Good news, Boston fans — Rep. Brian P. Kennedy has submitted legislation once again to allow Rhode Islanders to flaunt their Red Sox pride on their license plates. The legislation would authorize the DMV to provide these plates, and Rhode Island charities would receive a fraction of the profits. Go team?
Sen. David E. Bates has proposed legislation that would require any individual convicted of a violent crime to give a DNA sample. The bill has been nicknamed “Katie’s Law,” for a 22-year old woman who was raped, strangled to death and set on fire. The skin and blood underneath her nails was uploaded to a DNA database and, three years later, her killer was finally caught. Good luck, Bates (and in the meantime, perhaps consider switching headshots? …Or at least tooth-whiteners.)
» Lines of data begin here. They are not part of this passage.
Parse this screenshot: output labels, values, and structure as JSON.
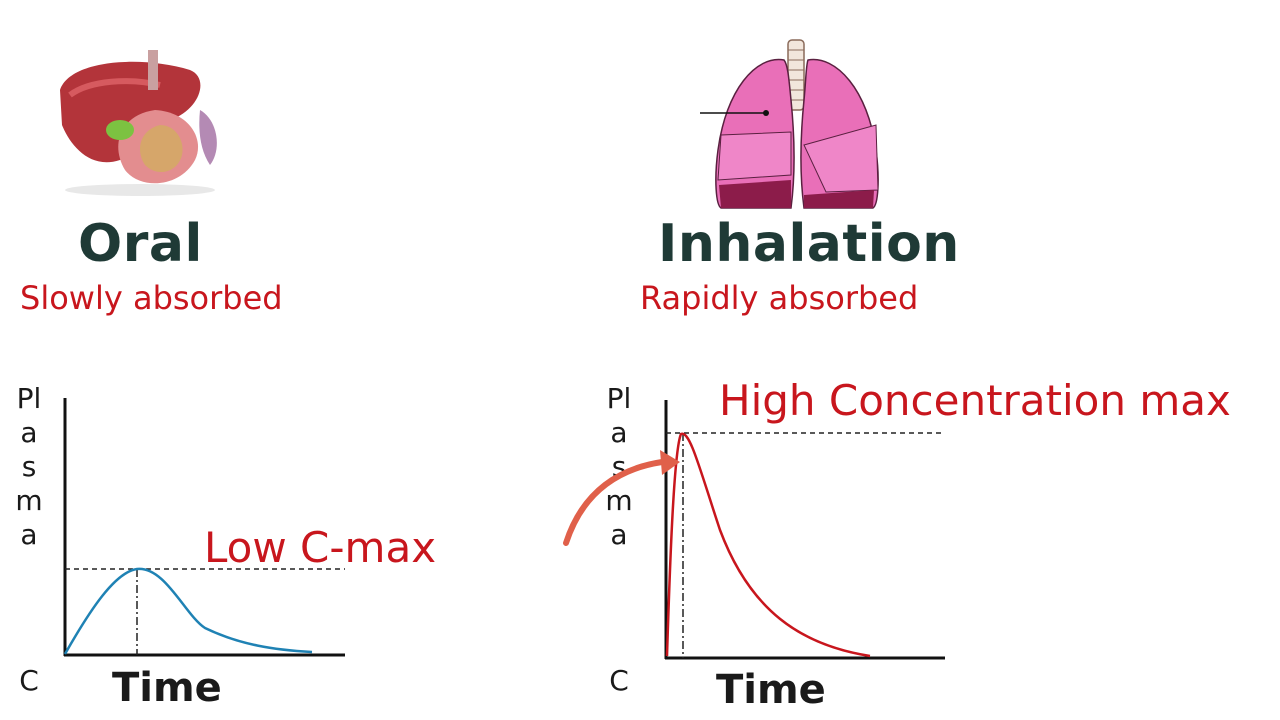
{
  "left": {
    "title": "Oral",
    "subtitle": "Slowly absorbed",
    "illustration_icon": "stomach-liver-icon",
    "graph": {
      "ylabel": "Plasma",
      "ylabel_c": "C",
      "xlabel": "Time",
      "annotation": "Low C-max",
      "curve_color": "#1f82b4"
    }
  },
  "right": {
    "title": "Inhalation",
    "subtitle": "Rapidly absorbed",
    "illustration_icon": "lungs-icon",
    "graph": {
      "ylabel": "Plasma",
      "ylabel_c": "C",
      "xlabel": "Time",
      "annotation": "High Concentration max",
      "curve_color": "#c8161d",
      "arrow_color": "#e0604a"
    }
  },
  "colors": {
    "title": "#1f3a36",
    "accent": "#c8161d"
  }
}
In accordance with recent anti-cyberbullying efforts in the state legislature, Rep. Elaine A. Coderre has proposed the addition of cyberstalking and cyberharrassment to the definition of “domestic violence” under state law. “Perpetrators of domestic violence use any means they can find to bother, harass or harm the targets of their abuse,” Coderre said. “More and more, this is being done electronically and we need to update our laws to punish this form of domestic violence.”